Once you set up the microphone, you can get started with the pronunciation exercises. To master Spanish pronunciation, you must listen to vowel and consonant combinations as recited by a native speaker, then try to match his or her intonation. An onscreen pronunciation meter tells you whether you sound like a tourist or a native speaker. From there, you move to the orientation section, where you meet Gram R. Crow (get it?), a cartoon bird that guides you through basic points of grammar. Although Crow is supposed to be funny (he sounds like Gilbert Gottfried's rendition of the evil parrot in Disney's Aladdin), he's mostly just annoying.

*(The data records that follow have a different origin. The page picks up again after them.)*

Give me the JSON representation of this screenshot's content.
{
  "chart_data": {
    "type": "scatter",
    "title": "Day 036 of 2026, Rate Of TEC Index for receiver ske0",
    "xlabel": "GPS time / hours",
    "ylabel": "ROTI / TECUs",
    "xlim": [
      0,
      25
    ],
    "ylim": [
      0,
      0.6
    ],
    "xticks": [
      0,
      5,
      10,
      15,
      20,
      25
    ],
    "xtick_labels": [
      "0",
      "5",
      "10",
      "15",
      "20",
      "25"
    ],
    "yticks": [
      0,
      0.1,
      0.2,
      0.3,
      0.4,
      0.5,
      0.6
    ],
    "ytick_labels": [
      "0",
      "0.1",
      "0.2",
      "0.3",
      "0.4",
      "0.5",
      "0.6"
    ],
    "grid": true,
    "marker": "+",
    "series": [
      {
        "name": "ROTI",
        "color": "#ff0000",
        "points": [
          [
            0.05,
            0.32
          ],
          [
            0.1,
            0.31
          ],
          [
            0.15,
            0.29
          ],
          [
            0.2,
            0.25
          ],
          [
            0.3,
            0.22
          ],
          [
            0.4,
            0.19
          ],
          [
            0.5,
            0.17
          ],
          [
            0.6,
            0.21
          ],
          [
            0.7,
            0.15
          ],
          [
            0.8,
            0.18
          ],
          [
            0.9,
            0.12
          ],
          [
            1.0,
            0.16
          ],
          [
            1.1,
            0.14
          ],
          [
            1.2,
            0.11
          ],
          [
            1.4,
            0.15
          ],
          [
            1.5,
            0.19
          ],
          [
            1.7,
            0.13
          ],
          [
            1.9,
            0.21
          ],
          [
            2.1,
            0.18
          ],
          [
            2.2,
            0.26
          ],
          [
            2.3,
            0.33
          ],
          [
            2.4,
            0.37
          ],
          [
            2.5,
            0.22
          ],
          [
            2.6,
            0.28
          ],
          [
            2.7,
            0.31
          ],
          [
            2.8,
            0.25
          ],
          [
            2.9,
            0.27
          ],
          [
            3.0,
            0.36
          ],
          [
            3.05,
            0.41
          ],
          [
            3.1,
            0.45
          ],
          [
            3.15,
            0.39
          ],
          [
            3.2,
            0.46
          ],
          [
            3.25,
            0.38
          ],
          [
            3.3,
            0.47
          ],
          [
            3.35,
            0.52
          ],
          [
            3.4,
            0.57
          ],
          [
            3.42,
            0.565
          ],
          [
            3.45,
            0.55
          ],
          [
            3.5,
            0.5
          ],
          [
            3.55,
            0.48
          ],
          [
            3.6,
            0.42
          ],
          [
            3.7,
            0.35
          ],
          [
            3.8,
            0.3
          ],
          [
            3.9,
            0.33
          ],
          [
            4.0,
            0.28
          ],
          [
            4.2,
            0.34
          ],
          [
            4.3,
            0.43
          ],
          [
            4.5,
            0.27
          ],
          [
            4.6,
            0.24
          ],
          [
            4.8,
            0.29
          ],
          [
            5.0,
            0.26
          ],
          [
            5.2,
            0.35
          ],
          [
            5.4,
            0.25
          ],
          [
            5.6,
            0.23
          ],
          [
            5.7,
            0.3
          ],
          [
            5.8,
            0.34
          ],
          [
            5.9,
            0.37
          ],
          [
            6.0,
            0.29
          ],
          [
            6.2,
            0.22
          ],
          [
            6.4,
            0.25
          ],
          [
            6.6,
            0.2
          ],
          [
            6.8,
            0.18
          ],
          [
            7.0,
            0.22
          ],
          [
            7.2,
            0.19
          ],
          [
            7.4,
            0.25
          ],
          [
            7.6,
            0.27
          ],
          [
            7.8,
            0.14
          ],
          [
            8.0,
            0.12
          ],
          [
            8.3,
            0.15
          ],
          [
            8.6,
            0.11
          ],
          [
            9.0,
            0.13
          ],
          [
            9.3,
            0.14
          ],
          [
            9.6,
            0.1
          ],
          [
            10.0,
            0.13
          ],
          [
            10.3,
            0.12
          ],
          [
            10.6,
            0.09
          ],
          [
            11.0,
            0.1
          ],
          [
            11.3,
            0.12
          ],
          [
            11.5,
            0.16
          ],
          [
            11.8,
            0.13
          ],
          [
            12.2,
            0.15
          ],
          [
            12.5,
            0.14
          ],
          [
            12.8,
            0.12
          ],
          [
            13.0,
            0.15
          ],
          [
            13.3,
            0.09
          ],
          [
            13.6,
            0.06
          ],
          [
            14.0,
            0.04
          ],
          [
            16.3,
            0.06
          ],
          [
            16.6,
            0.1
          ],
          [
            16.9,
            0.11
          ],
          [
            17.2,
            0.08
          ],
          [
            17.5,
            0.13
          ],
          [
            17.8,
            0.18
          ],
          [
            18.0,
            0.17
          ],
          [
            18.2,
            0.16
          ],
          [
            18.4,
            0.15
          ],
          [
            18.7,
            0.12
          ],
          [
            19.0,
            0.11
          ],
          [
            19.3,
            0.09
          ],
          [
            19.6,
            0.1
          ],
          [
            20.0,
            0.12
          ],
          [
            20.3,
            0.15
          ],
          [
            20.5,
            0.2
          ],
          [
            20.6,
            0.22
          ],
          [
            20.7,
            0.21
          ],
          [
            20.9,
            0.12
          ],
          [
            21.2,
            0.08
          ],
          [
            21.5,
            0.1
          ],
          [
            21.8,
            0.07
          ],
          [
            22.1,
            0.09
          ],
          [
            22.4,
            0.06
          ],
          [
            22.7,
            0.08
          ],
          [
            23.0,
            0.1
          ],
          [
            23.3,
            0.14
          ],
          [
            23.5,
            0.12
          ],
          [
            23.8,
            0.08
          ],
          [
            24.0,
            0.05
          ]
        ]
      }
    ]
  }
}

Before you begin learning in earnest, we recommend that you take a pretest to determine your skill level. Learn To Speak presents you with a series of common Spanish phrases to which you must identify the correct replies. Based on your score, the software then determines where you need to begin your studies.
Repeat after me
The program's Basic section covers the topics, vocabulary, and phrases you'll need to know for travel: how to introduce yourself, ask where the bathroom is, and make friends. Like a good language course, Learn To Speak starts each lesson by playing audio of native Spanish speakers so that you can hear how the dialogue should sound, and it includes simple illustrations that provide context for the dialogue. Then you try out common phrases yourself. Only then does the program provide the underlying rules and structures of grammar. You finish each lesson with exercises such as drag and match, where you listen to a statement, then select the correct response. The only problem with these exercises is that, unlike most testing software, it doesn't tell you if you've answered incorrectly until you've finished the entire test. So, if you messed up on question three, by the time you find out, you may not remember what the original question was.
After you've completed the exercises, you can build up your vocabulary (numbers, time, dates, colors) and engage in branching conversations with videos of comely native speakers. Here and elsewhere, the software seems designed with romantic encounters in mind, featuring, for example, scenarios where you meet suave señores and sultry señoritas at bars and parties.
Once you master the basics, you choose which extended course to take: travel, business, or everyday life. (Of course, you can go back and take a different one later.) These offer scenarios such as asking for directions, making appointments, or shopping for food. The program also offers the ability to download more lessons from the Web and sign up for online study groups, but we couldn't get these features to work. (A technician at the Learning Company's support line said the Web site's database was being upgraded at the time of this review; he could not tell us when the site would be up again.)
As a rule, the Learning Company's tech support is prompt and courteous, but there's no toll-free number, and the hours are limited to 8 a.m. to 5 p.m., CT, Monday through Friday. Technicians also pump you for information--such as your name, e-mail address, phone number, and street address--before you can get help.
When you've had your fill of interactive español, you can engage in armchair travel by watching minitravelogues about Mexican history, culture, and tourist attractions. Strangely, there's no information about other Spanish-speaking countries (such as Spain, for instance).
Good enough for flamenco
Learn To Speak isn't especially fancy. It won't wow you with graphics or special effects. And no software can replace actual conversations with real humans. Still, it's an effective tool for studying a foreign tongue, especially if you hope to meet that special someone over a cup of café con leche.